Roll your own: tape for the DIYer
Advocates for tape media sell against their biggest threat: the cloud. But let’s be clear that what they’re trying to sell is an approach where you’ll need to buy tape media plus a tape library device and assign some poor soul on your IT team as the operator.
It’s like saying that planting a garden is the most cost-effective way to feed your family. While that’s certainly true, most people lack the time, skill, and patience for it.
Many people prefer to order their groceries online and have them delivered—knowing it is more expensive than planting a garden—because their most precious resource (time) is better placed on higher-value tasks that can yield a greater return than the cost savings of a do-it-yourself approach.
The reality is that there’s an opportunity cost to spending time on mundane tasks, like managing tape.
Organizations that embrace the cloud do so for efficiency reasons. The transformation typically involves rethinking your perspective on IT: In essence, no longer is IT merely a cost center; instead it becomes an enabler of business agility, innovation, and growth.
Tape in the cloud: a new user experience
Consuming tape in the cloud looks like this: Using software-based methods, I place my data in the cloud, paying for storage based on actual usage. With a simple tiering policy configured in a Web interface, I can target the datasets in my cloud storage that will move to the cloud’s tape tier seamlessly. Tiering in the cloud to the cold-storage level of tape has the immediate benefit of reducing my cloud storage spend. I can realize storage economics almost equivalent to do-it-yourself tape, yet I never have the hassles of the following:
- Acquiring a tape library and tape media,
- Operating a tape library,
- Worrying about rotating the media as it ages,
- Worrying about an offsite storage strategy,
- Worrying about the physical aspects of security and data protection.
The beauty of tape in the cloud with a solution like HubStor managing it, is that you can see, search, and manage all your data holistically, regardless of what tier it’s on. Goodbye storage silos.
Recalling a file from the cloud’s tape tier involves a rehydration process that can take several hours before your data is back on disk and accessible. That’s the speed of tape no matter what. But at least with the cloud model, your effort is to simply initiate a retrieval request. If the file you’re after is on tape media physically, an automated rehydration process takes place—at no point are you handling tape media.
A GDPR-compliant, discovery-ready secondary storage strategy
Magnetic tape arrived on the scene in the 1950s, courtesy of IBM. Since that time, the business world has changed. Legal discovery and demanding data privacy legislation such as the EU’s General Data Protection Regulation (GDPR) and the California Consumer Privacy Act (CCPA) put emphasis on an organization’s abilities to search within their stored data, analyze information without delay, and act upon targeted information swiftly.
Perhaps my biggest complaint with tape is its cumbersome nature and the simple lack of agility one can have when it comes to any type of discovery or precision data management.

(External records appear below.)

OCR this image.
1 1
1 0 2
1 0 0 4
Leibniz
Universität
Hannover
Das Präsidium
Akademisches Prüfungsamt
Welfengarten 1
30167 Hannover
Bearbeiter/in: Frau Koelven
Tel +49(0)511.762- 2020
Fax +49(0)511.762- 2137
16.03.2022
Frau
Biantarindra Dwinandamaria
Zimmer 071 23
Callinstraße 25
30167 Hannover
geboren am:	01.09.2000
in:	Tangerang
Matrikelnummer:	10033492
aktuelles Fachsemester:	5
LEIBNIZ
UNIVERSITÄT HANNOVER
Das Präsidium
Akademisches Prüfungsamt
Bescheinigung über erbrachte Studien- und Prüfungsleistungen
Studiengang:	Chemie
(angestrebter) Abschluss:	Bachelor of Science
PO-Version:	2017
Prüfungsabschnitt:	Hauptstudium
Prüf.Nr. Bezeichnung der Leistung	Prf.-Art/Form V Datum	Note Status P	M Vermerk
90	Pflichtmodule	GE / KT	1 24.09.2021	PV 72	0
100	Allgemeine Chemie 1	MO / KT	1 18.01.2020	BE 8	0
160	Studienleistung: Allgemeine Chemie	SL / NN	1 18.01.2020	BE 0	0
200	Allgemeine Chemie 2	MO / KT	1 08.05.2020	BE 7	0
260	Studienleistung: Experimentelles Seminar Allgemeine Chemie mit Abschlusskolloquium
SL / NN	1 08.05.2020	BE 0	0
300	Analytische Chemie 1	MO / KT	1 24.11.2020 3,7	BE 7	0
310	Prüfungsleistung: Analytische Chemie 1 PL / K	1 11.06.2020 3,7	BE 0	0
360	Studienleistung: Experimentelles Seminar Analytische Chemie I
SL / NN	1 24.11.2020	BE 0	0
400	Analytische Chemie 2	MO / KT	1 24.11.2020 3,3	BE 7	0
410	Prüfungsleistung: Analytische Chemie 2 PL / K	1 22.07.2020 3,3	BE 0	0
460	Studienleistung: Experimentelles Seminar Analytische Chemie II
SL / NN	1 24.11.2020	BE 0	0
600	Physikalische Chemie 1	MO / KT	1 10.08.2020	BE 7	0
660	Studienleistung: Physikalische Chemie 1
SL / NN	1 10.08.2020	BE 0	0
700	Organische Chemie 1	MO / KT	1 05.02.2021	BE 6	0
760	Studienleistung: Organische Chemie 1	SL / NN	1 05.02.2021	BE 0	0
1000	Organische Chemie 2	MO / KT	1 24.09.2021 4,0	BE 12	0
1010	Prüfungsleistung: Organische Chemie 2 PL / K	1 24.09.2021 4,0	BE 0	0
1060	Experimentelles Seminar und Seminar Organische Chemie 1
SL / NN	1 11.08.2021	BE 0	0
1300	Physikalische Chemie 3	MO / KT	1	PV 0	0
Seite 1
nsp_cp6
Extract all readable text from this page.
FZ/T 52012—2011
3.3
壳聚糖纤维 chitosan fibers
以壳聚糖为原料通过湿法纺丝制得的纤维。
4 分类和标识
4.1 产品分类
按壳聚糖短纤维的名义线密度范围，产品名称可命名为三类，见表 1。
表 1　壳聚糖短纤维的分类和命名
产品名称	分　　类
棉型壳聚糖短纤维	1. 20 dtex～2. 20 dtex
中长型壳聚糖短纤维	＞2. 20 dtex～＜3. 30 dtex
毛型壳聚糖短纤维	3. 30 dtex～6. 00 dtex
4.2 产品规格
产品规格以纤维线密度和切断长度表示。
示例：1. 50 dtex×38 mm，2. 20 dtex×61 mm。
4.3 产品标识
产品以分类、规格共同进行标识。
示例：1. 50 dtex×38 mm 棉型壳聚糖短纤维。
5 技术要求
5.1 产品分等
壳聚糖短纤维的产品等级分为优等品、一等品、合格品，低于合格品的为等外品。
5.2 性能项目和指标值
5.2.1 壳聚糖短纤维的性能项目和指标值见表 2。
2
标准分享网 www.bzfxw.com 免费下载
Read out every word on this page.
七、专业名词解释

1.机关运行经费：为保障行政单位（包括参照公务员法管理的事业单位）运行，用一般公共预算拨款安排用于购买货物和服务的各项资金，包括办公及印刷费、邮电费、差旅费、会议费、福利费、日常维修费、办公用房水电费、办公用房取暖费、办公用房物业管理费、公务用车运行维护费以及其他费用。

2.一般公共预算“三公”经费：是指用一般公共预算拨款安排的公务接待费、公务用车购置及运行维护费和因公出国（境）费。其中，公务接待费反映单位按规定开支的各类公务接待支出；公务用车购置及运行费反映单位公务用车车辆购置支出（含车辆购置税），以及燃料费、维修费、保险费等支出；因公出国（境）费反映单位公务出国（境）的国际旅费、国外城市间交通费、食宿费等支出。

When I worked for ZANTAZ, I remember the data restoration team was always busy and they were a major revenue generator for the company. That’s because big companies facing litigation or an audit needed help with data stored on literally thousands of tapes. The scope of the work was too much for most IT teams to deal with internally, so they outsourced the cumbersome effort of extracting the data off various tape media, loading it onto disk, and full-text indexing the content for search. Some of the jobs were big, multi-million-dollar projects.
While tape offers the lowest storage cost around, a simple GDPR right-to-know request can reveal the expensive side of tape.
Discovery search and data management with cloud’s tape
We’ve taken steps to optimize for the cloud’s tape tier at HubStor, specifically as it relates to indexing.
One challenge with any full-text indexing platform is that the stored indices become corrupt on occasion. In most cases, an index failure of this kind requires a re-index operation to rebuild the search index. But if the data is on tape, well, that’s going to be painful because the indexing engine will need to retrieve files to obtain their rendered text.
However, HubStor optimizes search so that indexing occurs before tiering to tape, and any re-indexing may occur without ever needing to recall the data from tape.
Altogether, the cloud’s tape experience with HubStor’s data management layer provides organizations with the following advantages:
- The storage economics of tape without the upfront cost of a tape library or the hassle of managing tape.
- Offsite storage by design, with added options for in-cloud backup (to the same cloud region, or a geographically separate region).
- A reliable discovery search that avoids the content indexing pitfalls of the past.
- Data management capabilities such as legal hold, retention, chargeback, classification, role-based access, search, cases, and reporting—all applicable to the information stored on the cloud’s tape tier, and all without involving recall from tape. (The only time you need to rehydrate a piece of information from tape is if you must open or export it.)
- Hardened security stack that protects against malware and ransomware.